Ato Penitencial:  De coração contrito e humilde, aproximemo-nos do Deus justo e santo para que tenha piedade de nós, pecadores. (pausa) Cantemos.
Glória: Louvemos ao Senhor por todos os que dão testemunho de Jesus Cristo na sociedade, na comunidade, na família, fazendo o Reino acontecer, cantando.
Entrada da Bíblia:
Liturgia da Palavra: 1ª  Leitura:  (Is 49, 3.5-6)     O servo recebe a missão de anunciar a palavra de Javé para reunir e restaurar o povo disperso.    
Salmo: Sl 40 (39)  “Eu disse: Eis que venho, Senhor, com prazer faço a vossa vontade!”                       
2ª Leitura  (1ªCr  1, 1-3)      A graça e a paz de Deus estejam com a comunidade, nos diz o Apóstolo.         
Evangelho: (Jo  1, 29-34)   João Batista apresenta Jesus como o “Cordeiro  de Deus”, isto é, aquele que se doa para que todos tenhamos vida.      
Aclamação ao Evangelho:
Ofertório: Apresentemos ao altar do Senhor as ações e trabalhos realizados pelas pastorais, pessoas, instituições e movimentos em favor da vida. (motivar a oferta)

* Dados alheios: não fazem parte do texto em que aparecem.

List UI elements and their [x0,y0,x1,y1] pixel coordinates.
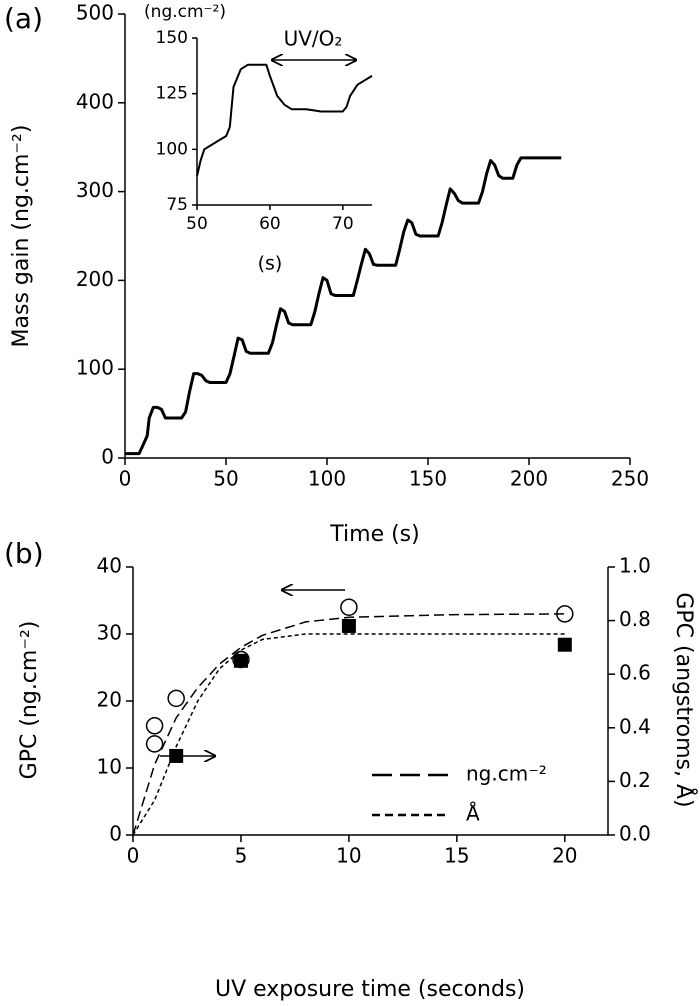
x-axis-label: (s) [258,253,283,275]
data-point [341,618,356,633]
legend-label: ng.cm⁻² [466,762,547,786]
data-point [167,689,185,708]
x-tick-label: 250 [611,467,649,491]
data-line [132,633,565,836]
x-tick-label: 70 [332,214,354,234]
x-tick-label: 10 [336,844,361,868]
y-axis-label: GPC (ng.cm⁻²) [17,621,42,780]
y2-tick-label: 0.2 [619,768,651,792]
x-axis-label: UV exposure time (seconds) [215,977,525,1002]
y-tick-label: 40 [97,554,122,578]
y2-tick-label: 0.4 [619,714,651,738]
x-tick-label: 150 [409,467,447,491]
x-tick-label: 20 [552,844,577,868]
data-line [196,63,373,177]
x-tick-label: 100 [308,467,346,491]
data-point [340,598,358,616]
annotation: UV/O₂ [284,27,343,51]
y-tick-label: 500 [76,1,114,25]
y-tick-label: 100 [156,139,188,159]
x-tick-label: 60 [259,214,281,234]
x-tick-label: 5 [235,844,248,868]
y-axis-label: (ng.cm⁻²) [144,2,226,22]
panel-label: (b) [4,537,44,570]
data-point [145,735,164,753]
x-tick-label: 0 [119,467,132,491]
y-tick-label: 10 [97,755,122,779]
y2-tick-label: 0.8 [619,607,651,631]
x-axis-label: Time (s) [329,522,419,547]
panel-label: (a) [4,2,43,35]
x-tick-label: 50 [213,467,238,491]
legend-label: Å [466,802,480,826]
y-axis-label: Mass gain (ng.cm⁻²) [9,125,34,348]
x-tick-label: 50 [186,214,208,234]
y-tick-label: 125 [156,84,188,104]
x-tick-label: 0 [127,844,140,868]
y-tick-label: 0 [109,822,122,846]
data-point [557,637,572,652]
data-point [145,717,164,735]
y-tick-label: 400 [76,89,114,113]
x-tick-label: 15 [444,844,469,868]
y-tick-label: 300 [76,178,114,202]
x-tick-label: 200 [510,467,548,491]
y-tick-label: 75 [166,195,188,215]
y-tick-label: 20 [97,688,122,712]
y-tick-label: 150 [156,28,188,48]
data-line [132,613,565,836]
y-tick-label: 0 [101,445,114,469]
y2-axis-label: GPC (angstroms, Å) [671,592,698,807]
y-tick-label: 30 [97,621,122,645]
data-point [233,653,248,668]
y2-tick-label: 0.6 [619,661,651,685]
y-tick-label: 200 [76,267,114,291]
y2-tick-label: 1.0 [619,554,651,578]
data-point [169,748,184,763]
y2-tick-label: 0.0 [619,822,651,846]
y-tick-label: 100 [76,356,114,380]
data-line [125,156,562,456]
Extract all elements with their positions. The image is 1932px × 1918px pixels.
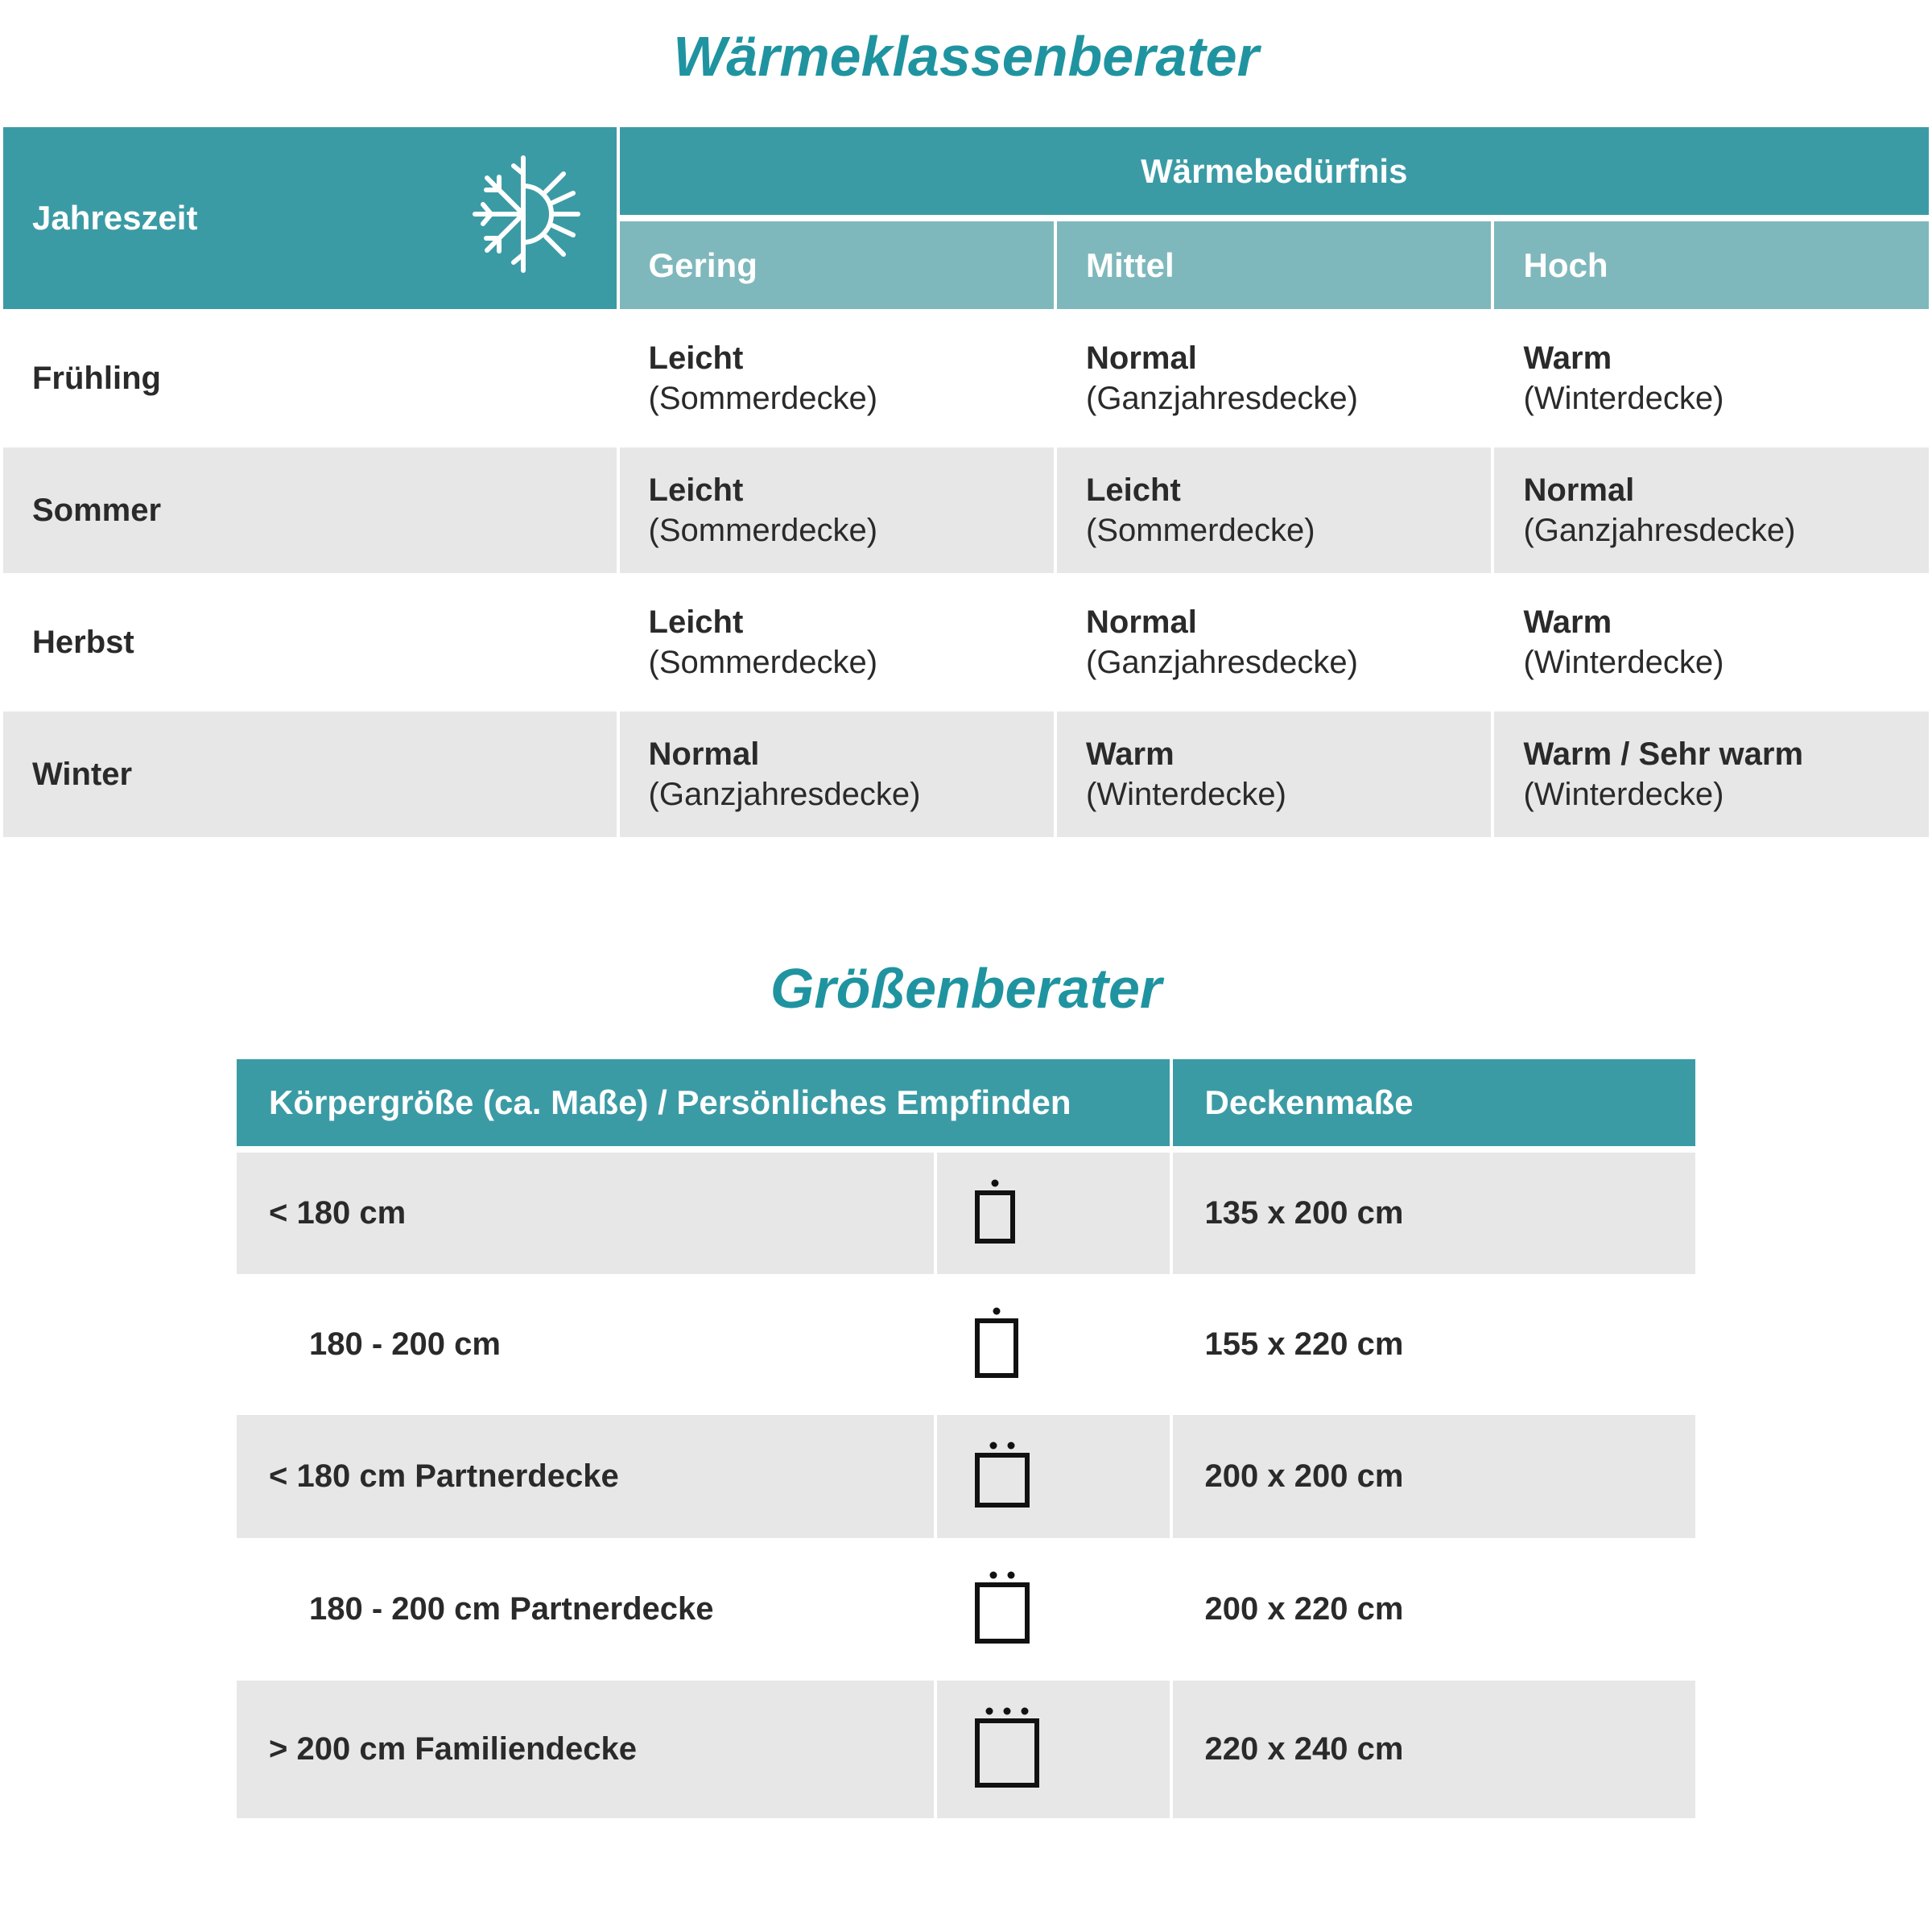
value-bold: Normal bbox=[1523, 470, 1900, 510]
value-bold: Normal bbox=[1086, 602, 1462, 642]
page-root: Wärmeklassenberater Jahreszeit bbox=[0, 0, 1932, 1873]
season-header: Jahreszeit bbox=[3, 127, 617, 309]
level-header-1: Mittel bbox=[1057, 221, 1491, 309]
value-bold: Warm bbox=[1086, 734, 1462, 774]
value-cell: Normal(Ganzjahresdecke) bbox=[1494, 448, 1929, 573]
value-sub: (Ganzjahresdecke) bbox=[1086, 378, 1462, 419]
blanket-size-cell: 155 x 220 cm bbox=[1173, 1281, 1695, 1409]
tbl2-body: < 180 cm 135 x 200 cm 180 - 200 cm 155 x 22… bbox=[237, 1153, 1695, 1818]
value-sub: (Sommerdecke) bbox=[1086, 510, 1462, 551]
value-sub: (Ganzjahresdecke) bbox=[1523, 510, 1900, 551]
value-bold: Normal bbox=[1086, 338, 1462, 378]
value-cell: Leicht(Sommerdecke) bbox=[620, 316, 1054, 441]
body-size-cell: < 180 cm Partnerdecke bbox=[237, 1415, 934, 1538]
value-sub: (Ganzjahresdecke) bbox=[1086, 642, 1462, 683]
size-table-wrap: Körpergröße (ca. Maße) / Persönliches Em… bbox=[233, 1053, 1699, 1825]
season-cell: Sommer bbox=[3, 448, 617, 573]
season-cell: Herbst bbox=[3, 580, 617, 705]
need-header: Wärmebedürfnis bbox=[620, 127, 1929, 215]
size-table: Körpergröße (ca. Maße) / Persönliches Em… bbox=[233, 1053, 1699, 1825]
body-size-cell: < 180 cm bbox=[237, 1153, 934, 1274]
body-size-cell: > 200 cm Familiendecke bbox=[237, 1681, 934, 1818]
value-sub: (Sommerdecke) bbox=[649, 378, 1025, 419]
value-bold: Leicht bbox=[1086, 470, 1462, 510]
value-cell: Normal(Ganzjahresdecke) bbox=[620, 712, 1054, 837]
table2-title: Größenberater bbox=[0, 956, 1932, 1021]
blanket-size-cell: 135 x 200 cm bbox=[1173, 1153, 1695, 1274]
season-header-label: Jahreszeit bbox=[32, 199, 197, 237]
table-row: FrühlingLeicht(Sommerdecke)Normal(Ganzja… bbox=[3, 316, 1929, 441]
season-cell: Winter bbox=[3, 712, 617, 837]
value-cell: Warm / Sehr warm(Winterdecke) bbox=[1494, 712, 1929, 837]
snowflake-sun-icon bbox=[459, 150, 588, 287]
value-bold: Warm / Sehr warm bbox=[1523, 734, 1900, 774]
value-cell: Normal(Ganzjahresdecke) bbox=[1057, 316, 1491, 441]
table-row: < 180 cm Partnerdecke 200 x 200 cm bbox=[237, 1415, 1695, 1538]
value-bold: Warm bbox=[1523, 602, 1900, 642]
tbl2-head: Körpergröße (ca. Maße) / Persönliches Em… bbox=[237, 1059, 1695, 1146]
season-cell: Frühling bbox=[3, 316, 617, 441]
tbl1-header-row1: Jahreszeit bbox=[3, 127, 1929, 215]
table-row: < 180 cm 135 x 200 cm bbox=[237, 1153, 1695, 1274]
value-sub: (Winterdecke) bbox=[1523, 378, 1900, 419]
level-header-2: Hoch bbox=[1494, 221, 1929, 309]
pillow-icon bbox=[937, 1153, 1170, 1274]
table-row: HerbstLeicht(Sommerdecke)Normal(Ganzjahr… bbox=[3, 580, 1929, 705]
value-cell: Warm(Winterdecke) bbox=[1057, 712, 1491, 837]
body-size-header: Körpergröße (ca. Maße) / Persönliches Em… bbox=[237, 1059, 1170, 1146]
pillow-icon bbox=[937, 1545, 1170, 1674]
table1-title: Wärmeklassenberater bbox=[0, 24, 1932, 89]
level-header-0: Gering bbox=[620, 221, 1054, 309]
value-bold: Warm bbox=[1523, 338, 1900, 378]
table-row: WinterNormal(Ganzjahresdecke)Warm(Winter… bbox=[3, 712, 1929, 837]
value-bold: Normal bbox=[649, 734, 1025, 774]
table-row: SommerLeicht(Sommerdecke)Leicht(Sommerde… bbox=[3, 448, 1929, 573]
value-sub: (Sommerdecke) bbox=[649, 510, 1025, 551]
value-bold: Leicht bbox=[649, 602, 1025, 642]
value-sub: (Ganzjahresdecke) bbox=[649, 774, 1025, 815]
value-bold: Leicht bbox=[649, 338, 1025, 378]
value-cell: Normal(Ganzjahresdecke) bbox=[1057, 580, 1491, 705]
tbl1-head: Jahreszeit bbox=[3, 127, 1929, 309]
blanket-size-cell: 200 x 220 cm bbox=[1173, 1545, 1695, 1674]
pillow-icon bbox=[937, 1681, 1170, 1818]
value-sub: (Sommerdecke) bbox=[649, 642, 1025, 683]
table-row: 180 - 200 cm Partnerdecke 200 x 220 cm bbox=[237, 1545, 1695, 1674]
warmth-table: Jahreszeit bbox=[0, 121, 1932, 844]
value-sub: (Winterdecke) bbox=[1086, 774, 1462, 815]
tbl1-body: FrühlingLeicht(Sommerdecke)Normal(Ganzja… bbox=[3, 316, 1929, 837]
value-sub: (Winterdecke) bbox=[1523, 774, 1900, 815]
blanket-size-cell: 200 x 200 cm bbox=[1173, 1415, 1695, 1538]
blanket-size-cell: 220 x 240 cm bbox=[1173, 1681, 1695, 1818]
pillow-icon bbox=[937, 1415, 1170, 1538]
value-cell: Leicht(Sommerdecke) bbox=[1057, 448, 1491, 573]
body-size-cell: 180 - 200 cm bbox=[237, 1281, 934, 1409]
value-bold: Leicht bbox=[649, 470, 1025, 510]
table-row: > 200 cm Familiendecke 220 x 240 cm bbox=[237, 1681, 1695, 1818]
body-size-cell: 180 - 200 cm Partnerdecke bbox=[237, 1545, 934, 1674]
table-row: 180 - 200 cm 155 x 220 cm bbox=[237, 1281, 1695, 1409]
value-cell: Warm(Winterdecke) bbox=[1494, 580, 1929, 705]
value-cell: Leicht(Sommerdecke) bbox=[620, 448, 1054, 573]
pillow-icon bbox=[937, 1281, 1170, 1409]
value-cell: Warm(Winterdecke) bbox=[1494, 316, 1929, 441]
blanket-size-header: Deckenmaße bbox=[1173, 1059, 1695, 1146]
value-cell: Leicht(Sommerdecke) bbox=[620, 580, 1054, 705]
tbl2-header-row: Körpergröße (ca. Maße) / Persönliches Em… bbox=[237, 1059, 1695, 1146]
value-sub: (Winterdecke) bbox=[1523, 642, 1900, 683]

Comunhão: Todos nós que deixamos a Palavra de Deus ecoar em nossos corações, somos bem-vindos e bem-vindas a esta mesa.  Cantando.
Mensagem Final:  O texto de hoje é a introdução da carta, com endereço, destinatários e saudação. No Evangelho, a proclamação “Eis o Cordeiro de Deus, que tira o pecado do mundo” deve ser compreendida em íntima conexão com o Prólogo de Evangelho de João. A expressão o Cordeiro de Deus anuncia, simultaneamente, a morte de Jesus e a nova Páscoa, ou seja, o êxodo que Deus realizará. É o cordeiro festivo (Páscoa) e libertador (êxodo). A expressão “que tira o pecado do mundo” está em paralelo com “o que batizará com o Espírito Santo”. A ação do Messias é dar ao homem a possibilidade de sair de seu domínio. Jesus é o caminho para passar das trevas à luz. Reflitamos: Ser cristão é ser testemunha de Jesus. Mas que tipo de testemunha é o nosso? De que forma somos servos de Deus? Quem é Jesus para nós? De que forma o conhecemos? Qual é a ação do Espírito Santo na vida de nossas comunidades e em nossa vida? Qual é o pecado do mundo que Jesus, servo-cordeiro, elimina com sua morte e ressurreição?